Professionally, the Pisces Sun comes into its own wherever there's subtle work to be done: with image, with sound, with people, with text, with something that heals. That covers the arts in every form, psychotherapy and psychology, medicine and the caring professions, photography, film, music, charity, spiritual practice, and sometimes science where it brushes up against philosophy. Where it goes worst is the rigid production line, the place where you have to close the shift dead on six and can't be allowed to stay back to "finish it properly".
Their single biggest asset, I'd say, is the capacity to see and hold an image. It's the thing directors live by, and exhibition curators, and psychotherapists, and palliative-ward doctors, and painters, and the very best primary-school teachers. People come to this one when what's needed isn't an instruction but presence and a kind of fine attention that's hard to fake.
There's a real strength at work, too, in the long faith they keep in a project or a person. Pisces stays with the patient, the pupil, the team, well past the point where everyone else has let their hands drop. It's a rare quality, and it tends to build a slow-burning professional reputation as the person others come back to years later. That loyalty isn't a soft skill in the dismissive sense — it's the thing colleagues remember when the contracts have long expired.

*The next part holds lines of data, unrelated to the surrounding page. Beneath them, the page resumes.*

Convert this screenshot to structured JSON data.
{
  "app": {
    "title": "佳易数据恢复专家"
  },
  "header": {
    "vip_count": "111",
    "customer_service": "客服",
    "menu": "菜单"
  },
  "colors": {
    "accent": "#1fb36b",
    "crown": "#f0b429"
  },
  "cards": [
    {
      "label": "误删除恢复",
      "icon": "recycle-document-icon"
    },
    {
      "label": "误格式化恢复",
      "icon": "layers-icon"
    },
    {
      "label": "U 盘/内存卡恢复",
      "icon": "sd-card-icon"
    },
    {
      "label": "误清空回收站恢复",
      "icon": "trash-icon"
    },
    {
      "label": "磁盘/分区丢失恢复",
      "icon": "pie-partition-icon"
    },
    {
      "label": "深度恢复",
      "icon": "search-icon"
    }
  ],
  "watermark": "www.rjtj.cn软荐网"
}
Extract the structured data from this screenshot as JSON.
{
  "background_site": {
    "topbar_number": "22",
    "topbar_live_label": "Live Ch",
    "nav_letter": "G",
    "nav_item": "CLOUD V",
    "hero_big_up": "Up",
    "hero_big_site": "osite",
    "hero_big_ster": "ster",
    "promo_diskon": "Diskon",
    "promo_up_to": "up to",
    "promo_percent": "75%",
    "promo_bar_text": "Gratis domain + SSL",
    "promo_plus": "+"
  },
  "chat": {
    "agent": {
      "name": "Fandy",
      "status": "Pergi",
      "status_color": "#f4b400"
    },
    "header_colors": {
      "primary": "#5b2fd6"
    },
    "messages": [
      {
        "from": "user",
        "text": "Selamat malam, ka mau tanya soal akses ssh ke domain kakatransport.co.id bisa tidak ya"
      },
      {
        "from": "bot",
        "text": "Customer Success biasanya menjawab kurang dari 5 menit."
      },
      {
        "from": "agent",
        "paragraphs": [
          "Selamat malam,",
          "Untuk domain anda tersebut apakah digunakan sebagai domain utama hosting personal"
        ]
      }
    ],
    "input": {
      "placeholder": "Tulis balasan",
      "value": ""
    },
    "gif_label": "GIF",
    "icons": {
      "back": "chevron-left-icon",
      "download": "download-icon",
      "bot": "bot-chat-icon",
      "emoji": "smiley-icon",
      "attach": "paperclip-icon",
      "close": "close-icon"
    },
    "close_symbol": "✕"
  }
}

The weak spot is organising the business around the work. Negotiating a fee, sending the invoice, turning away a client who drains both money and time — all of it comes hard to Pisces. The best projects tend to take shape when there's a person, or a hired manager, running the commercial side. The pairing of "Pisces plus an earthy co-organiser" turns out, again and again, to be a very workable formula — one steers the meaning, the other minds the gate.